Les cabinets conseil : une ruine !
Les comités Théodule sont 317 « commissions et instances consultatives ou délibératives rattachées directement au premier ministre, aux ministres et à la Banque de France ». Le budget total de fonctionnement de ces commissions était de 30 millions d’euros en 2023. Une goutte d’eau dans la masse des dépenses publiques de cabinets conseil, lesquelles sont passées de 25 millions d’euros en 2014 à 2,5 milliards d’euros, soit + 329 % en six ans en 2021. En 2021, le cabinet Accenture a même été mandaté pour aider les services de l’État à réaliser 800 millions d’euros d’économies ! Selon un document budgétaire, 2 828 cabinets ont reçu des commandes de l’État entre début 2022 et fin 2023. Depuis le scandale McKinsey, les dépenses engagées pour des missions de conseil se seraient effondrées, selon Le Figaro.
Un cabinet conseil interne à l’État, est-ce efficace ?
L’État va-t-il se contenter d’avoir recours à ses comités Théodule si peu coûteux tous comptes faits ? Pas du tout ! Il a ouvert sa propre agence de conseil interne en 2024, la Délégation interministérielle à la transformation publique.Les consultants seraient 55. Dans l’équipe, Clotilde Reullon vient de Capgemini où elle est restée 12 ans et 9 mois.
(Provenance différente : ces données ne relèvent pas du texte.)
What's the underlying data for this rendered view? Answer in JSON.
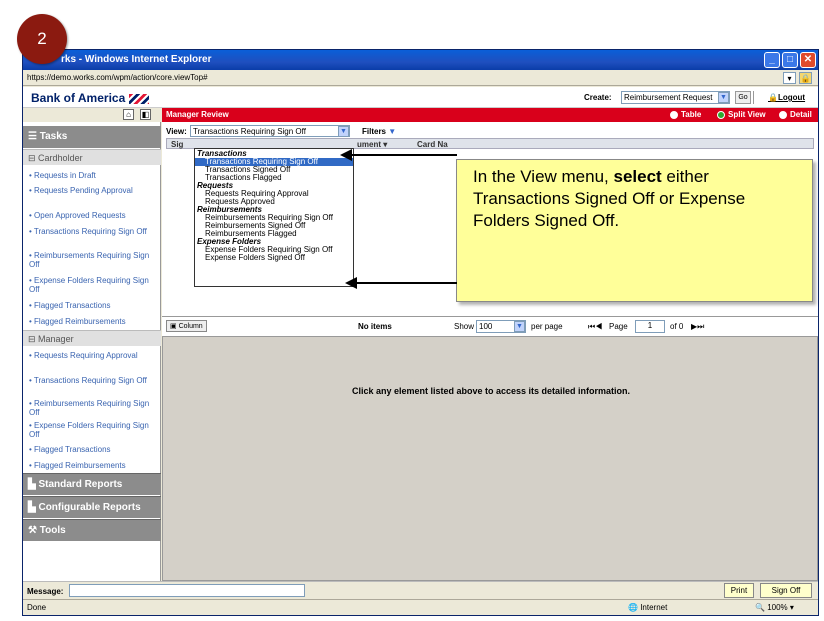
{
  "step_badge": "2",
  "window": {
    "title": "rks - Windows Internet Explorer",
    "url": "https://demo.works.com/wpm/action/core.viewTop#"
  },
  "header": {
    "brand": "Bank of America",
    "create_label": "Create:",
    "create_value": "Reimbursement Request",
    "go_label": "Go",
    "logout_label": "Logout"
  },
  "sidebar": {
    "tasks_label": "Tasks",
    "cardholder_label": "Cardholder",
    "cardholder_items": [
      "Requests in Draft",
      "Requests Pending Approval",
      "Open Approved Requests",
      "Transactions Requiring Sign Off",
      "Reimbursements Requiring Sign Off",
      "Expense Folders Requiring Sign Off",
      "Flagged Transactions",
      "Flagged Reimbursements"
    ],
    "manager_label": "Manager",
    "manager_items": [
      "Requests Requiring Approval",
      "Transactions Requiring Sign Off",
      "Reimbursements Requiring Sign Off",
      "Expense Folders Requiring Sign Off",
      "Flagged Transactions",
      "Flagged Reimbursements"
    ],
    "sections": [
      "Standard Reports",
      "Configurable Reports",
      "Tools"
    ]
  },
  "main": {
    "title": "Manager Review",
    "view_modes": [
      "Table",
      "Split View",
      "Detail"
    ],
    "active_view_mode": "Split View",
    "view_label": "View:",
    "view_value": "Transactions Requiring Sign Off",
    "filters_label": "Filters",
    "grid_columns": [
      "Sig",
      "ument",
      "Card Na"
    ],
    "menu": [
      {
        "group": "Transactions",
        "items": [
          "Transactions Requiring Sign Off",
          "Transactions Signed Off",
          "Transactions Flagged"
        ]
      },
      {
        "group": "Requests",
        "items": [
          "Requests Requiring Approval",
          "Requests Approved"
        ]
      },
      {
        "group": "Reimbursements",
        "items": [
          "Reimbursements Requiring Sign Off",
          "Reimbursements Signed Off",
          "Reimbursements Flagged"
        ]
      },
      {
        "group": "Expense Folders",
        "items": [
          "Expense Folders Requiring Sign Off",
          "Expense Folders Signed Off"
        ]
      }
    ],
    "selected_menu_item": "Transactions Requiring Sign Off"
  },
  "callout": {
    "pre": "In the View menu, ",
    "bold": "select",
    "post": " either Transactions Signed Off or Expense Folders Signed Off."
  },
  "pager": {
    "column_label": "Column",
    "no_items": "No items",
    "show_label": "Show",
    "per_page_value": "100",
    "per_page_label": "per page",
    "page_label": "Page",
    "page_value": "1",
    "of_label": "of 0"
  },
  "detail_message": "Click any element listed above to access its detailed information.",
  "bottom": {
    "message_label": "Message:",
    "print_label": "Print",
    "signoff_label": "Sign Off"
  },
  "status": {
    "left": "Done",
    "zone": "Internet",
    "zoom": "100%"
  },
  "colors": {
    "brand_red": "#d9001b",
    "callout_bg": "#ffff99",
    "link": "#3a64b0"
  }
}
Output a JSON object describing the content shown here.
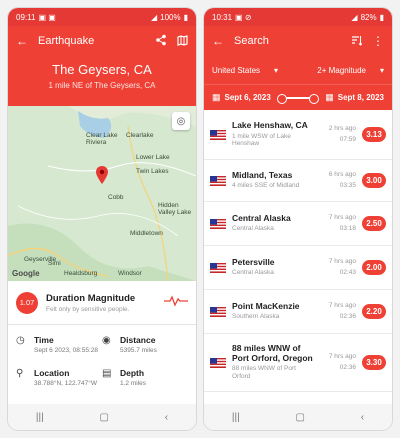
{
  "left": {
    "status": {
      "time": "09:11",
      "battery": "100%"
    },
    "appbar": {
      "title": "Earthquake"
    },
    "hero": {
      "place": "The Geysers, CA",
      "sub": "1 mile NE of The Geysers, CA"
    },
    "map": {
      "labels": [
        "Clear Lake\nRiviera",
        "Clearlake",
        "Lower Lake",
        "Twin Lakes",
        "Cobb",
        "Hidden\nValley Lake",
        "Middletown",
        "Geyserville",
        "Simi",
        "Healdsburg",
        "Windsor"
      ],
      "google": "Google"
    },
    "magnitude": {
      "value": "1.07",
      "title": "Duration Magnitude",
      "sub": "Felt only by sensitive people."
    },
    "details": {
      "time_label": "Time",
      "time_value": "Sept 6 2023, 08:55:28",
      "distance_label": "Distance",
      "distance_value": "5395.7 miles",
      "location_label": "Location",
      "location_value": "38.788°N, 122.747°W",
      "depth_label": "Depth",
      "depth_value": "1.2 miles"
    }
  },
  "right": {
    "status": {
      "time": "10:31",
      "battery": "82%"
    },
    "appbar": {
      "title": "Search"
    },
    "filters": {
      "country": "United States",
      "magnitude": "2+ Magnitude"
    },
    "dates": {
      "start": "Sept 6, 2023",
      "end": "Sept 8, 2023"
    },
    "items": [
      {
        "title": "Lake Henshaw, CA",
        "sub": "1 mile WSW of Lake Henshaw",
        "ago": "2 hrs ago",
        "clock": "07:59",
        "mag": "3.13"
      },
      {
        "title": "Midland, Texas",
        "sub": "4 miles SSE of Midland",
        "ago": "6 hrs ago",
        "clock": "03:35",
        "mag": "3.00"
      },
      {
        "title": "Central Alaska",
        "sub": "Central Alaska",
        "ago": "7 hrs ago",
        "clock": "03:18",
        "mag": "2.50"
      },
      {
        "title": "Petersville",
        "sub": "Central Alaska",
        "ago": "7 hrs ago",
        "clock": "02:43",
        "mag": "2.00"
      },
      {
        "title": "Point MacKenzie",
        "sub": "Southern Alaska",
        "ago": "7 hrs ago",
        "clock": "02:36",
        "mag": "2.20"
      },
      {
        "title": "88 miles WNW of Port Orford, Oregon",
        "sub": "88 miles WNW of Port Orford",
        "ago": "7 hrs ago",
        "clock": "02:36",
        "mag": "3.30"
      }
    ]
  },
  "colors": {
    "accent": "#ef4036",
    "map_green": "#cfe3c9",
    "water": "#a8cfe6"
  },
  "icons": [
    "back-arrow-icon",
    "share-icon",
    "map-icon",
    "my-location-icon",
    "pin-icon",
    "wave-icon",
    "clock-icon",
    "globe-icon",
    "location-pin-icon",
    "depth-icon",
    "filter-icon",
    "more-icon",
    "calendar-icon",
    "us-flag-icon"
  ]
}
Celui qui dirige, Thierry Lambert, est diplômé de Saint-Cyr et de l’École des Officiers de la Gendarmerie Nationale et titulaire d’un Master en Administration et Gestion Publiques. Il a travaillé dans le privé chez Saint-Gobain et Timber Group. Délégué à la Direction interministérielle de la transformation publique depuis 2019, il a depuis ouvert largement les vannes des marchés de l’État aux cabinets conseils. À présent il est censé leur faire concurrence. Il connaît bien ce milieu, puisque son fils, après y avoir fait un stage, a été recruté par McKinsey… Un parfait conflit d’intérêts qui ne semble pas le gêner :
Un stage « pour lequel je ne suis absolument pas intervenu, il le doit à ses seuls mérites. Comme à l’issue de ce stage, il a eu une proposition d’embauche pour septembre 2022, je me suis immédiatement déporté. Je n’ai plus aucun contact avec McKinsey en lien avec le marché-cadre qui nous lie actuellement. Évidemment, je me déporterai en faveur de mon adjoint pour le prochain marché si McKinsey se présente à une des offres de l’appel d’offres, je serai bien entendu exclu de l’analyse, de la négociation et des décisions sur McKinsey. »
Le mot d’ordre de la Direction interministérielle de la transformation publique : la simplification et — tenez-vous bien ! — l’accompagnement des administrations dans le recours aux consultants externes.
Les Comités Theodule ne servent à rien, mais ne coûtent pas très cher
Ne pouvait-on se contenter des comités Théodule si économes en millions et pourtant décriés par ceux qui soutiennent la gabegie (en milliards) de l’État ?
Il y a l’embarras du choix et les comités Théodule sont valables en toutes circonstances. En voici tirés au hasard dans l’annexe au projet de finances 2025 :
- Conseil consultatif de l’île de La Passion-Clipperton entourée par une zone de pêche au thon parmi les plus importantes au monde.
- Commission consultative chargée d’émettre un avis sur les matériels susceptibles de porter atteinte à l’intimité de la vie privée et au secret des correspondances
- Commission d’enrichissement de la langue française : elle nous propose d’utiliser vérification des faits au lieu de fact checking, démystifier au lieu de debunker et badminton de plein air au lieu de airbadminton. Qui y trouverait à redire ?
- Conseil national de la montagne, mais aussi Conseil national des villes : il manque le Conseil national de la campagne et cela ne peut que soulever une juste indignation.
- Comité de l’environnement polaire dont l’ambassadrice Ségolène Royal a coûté 150 000 euros, ce qui est peu par rapport à ce qu’ont coûté les rapports McKinsey sur tout et n’importe quoi.
- Commission de la rémunération équitable, Comité de la prévention et de la précaution : qui y trouverait à redire ?
- Commission de labellisation du label diversité. Il ne s’agit pas de contrôler l’AOC sur les produits du terroir, mais de prévenir les discriminations fondées sur un ou plusieurs des 26 critères de discrimination définis par la loi, dont l’origine, le sexe, etc.
- L’Observatoire national du suicide n’a pas utilisé la totalité des fonds en raison de la charge de travail liée à l’élaboration des actes juridiques nécessaires à la prorogation de l’Observatoire du suicide (texto).